I’ve been meditating on the concept of active patience lately. To some degree, patience can seem passive or lazy. But in this hectic and busying world, I find patience to be active and intentional. It’s managing your expectations. It’s acknowledging that real, lasting change takes time.
It’s acknowledging that you’re not in control. That the universe has a plan. It’s remembering that each step along the way is as important as the end goal. It’s taking time for yourself and for each other, to do and show extra love and kindness. It’s supporting each other in our faults, acknowledging that we are each doing the best we can.

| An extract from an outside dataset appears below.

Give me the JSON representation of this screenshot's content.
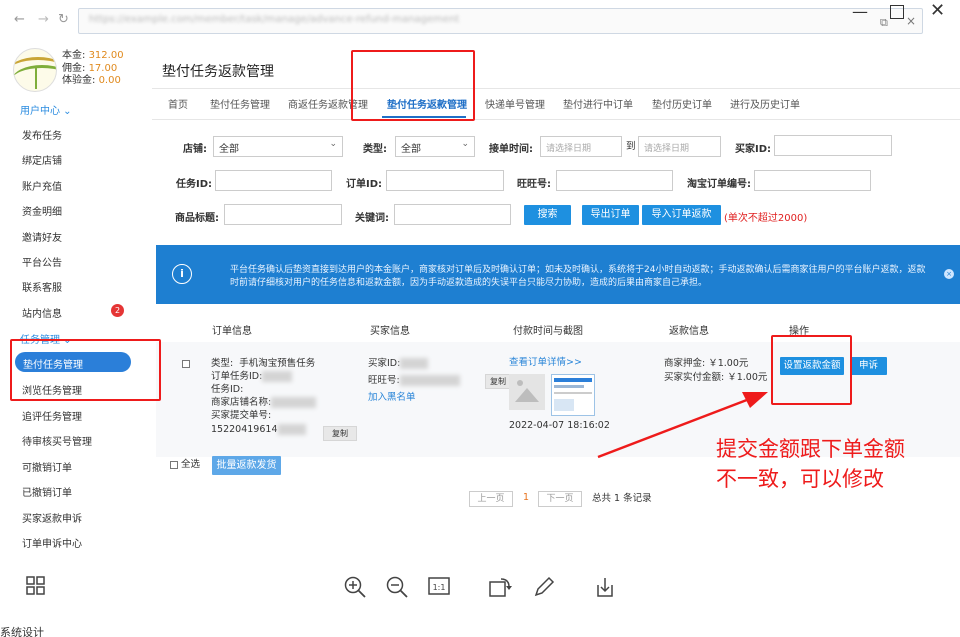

On our recent beach trip, this lesson was easier. Time slowed down. I would naturally forget to check the clock. But putting this into practice in everyday life is a bigger challenge. Here are a few habits surrounding active patience that I’m working on.
- Don’t rush.
Whether it be to yoga class or to work, I’m consciously trying not to rush. Maybe I make it to fewer yoga classes. That’s okay. Maybe I’m five minutes late to work. No big deal, I’ll stay five minutes late. A few minutes one way or the other is generally inconsequential, but the frantic energy that comes with rushing can have a negative impact on my entire day.
- Say no.
I consistently struggle with saying no and have tended to overbook my life. As I work on rushing less, a huge part of that means being more intentional with my commitments to begin with. So I’m learning to say no. This one’s a steep learning curve for me, but I am letting go of the fear of missing out, accepting that my friends will still love me if I miss a party, and ultimately realizing that it’ll all be okay.
- Be the moon.
This one sounds a little weird, but when thinking about active patience I ran across a piece about the moon. The moon moves slowly but with intention, taking 29.5 days to complete a phase cycle and a full 3,232.6054 days to rotate around its axis. This really resonated with me. As a child I felt a connection with the moon, always referring to it as my moon as I’d watch it out the window driving home from my grandparents’ house. As an adult, I see the moon bringing balance: meditation balancing movement, darkness balancing light, yin balancing yang. And in an active, yang culture, we need more yin. We need the moon.